Learn Image Text Recognition Using Google Cloud Vision API
Posted By : Mohd Adnan | 30-Apr-2018
According to Google Cloud Vision API Documentation -
Cloud Vision API enables developers to integrate Google CloudVision detection features within applications including face and landmark detection, image labeling, optical character recognition (OCR), and tagging of explicit content.
Prerequisites:
1. Before we begin, we need to set up a project on Google Cloud Developers console (Link: https://console.cloud.google.com/)

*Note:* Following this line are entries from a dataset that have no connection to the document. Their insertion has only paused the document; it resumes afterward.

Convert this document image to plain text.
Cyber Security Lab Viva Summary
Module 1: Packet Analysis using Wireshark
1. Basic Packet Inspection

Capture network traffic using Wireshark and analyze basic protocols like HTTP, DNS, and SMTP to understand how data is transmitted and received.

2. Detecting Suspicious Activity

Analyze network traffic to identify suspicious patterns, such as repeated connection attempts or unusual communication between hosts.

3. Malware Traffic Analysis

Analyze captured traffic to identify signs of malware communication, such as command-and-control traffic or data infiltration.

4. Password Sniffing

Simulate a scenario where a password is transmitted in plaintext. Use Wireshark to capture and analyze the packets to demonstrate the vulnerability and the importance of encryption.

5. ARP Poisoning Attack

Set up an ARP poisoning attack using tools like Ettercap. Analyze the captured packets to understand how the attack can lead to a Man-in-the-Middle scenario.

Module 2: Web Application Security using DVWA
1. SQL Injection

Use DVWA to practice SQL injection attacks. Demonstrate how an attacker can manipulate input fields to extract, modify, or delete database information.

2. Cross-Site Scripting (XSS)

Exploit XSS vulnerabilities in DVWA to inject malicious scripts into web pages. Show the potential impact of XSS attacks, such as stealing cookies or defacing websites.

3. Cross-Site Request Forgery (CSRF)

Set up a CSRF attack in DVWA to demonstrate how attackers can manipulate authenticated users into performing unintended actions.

2. Enable the Google Cloud Vision API under 'API and Services'
3. Copy the API key under Credentials which looks like this 'AIzaSyCwpab-fbRd6*******ne60NyTkA'
4. Android Studio(3+) with
Let's try our hands on implementation:
Define Permissions in AndroidManifest.xml
Create an Activity where
Define Constants:
private static final String CLOUD_VISION_API_KEY =API_KEY;
public static final String FILE_NAME = "temp.jpg";
private static final String ANDROID_CERT_HEADER = "X-Android-Cert";
private static final String ANDROID_PACKAGE_HEADER = "X-Android-Package";
private static final int MAX_LABEL_RESULTS = 10;
private static final int MAX_DIMENSION = 1200;
private static final String TAG = MainActivity.class.getSimpleName();
private static final int GALLERY_PERMISSIONS_REQUEST = 0;
private static final int GALLERY_IMAGE_REQUEST = 1;
public static final int CAMERA_PERMISSIONS_REQUEST = 2;
public static final int CAMERA_IMAGE_REQUEST = 3;
Note: CLOUD_VISION_API_KEY is a variable where you'll have to define your API Key copied from Google Cloud developers console.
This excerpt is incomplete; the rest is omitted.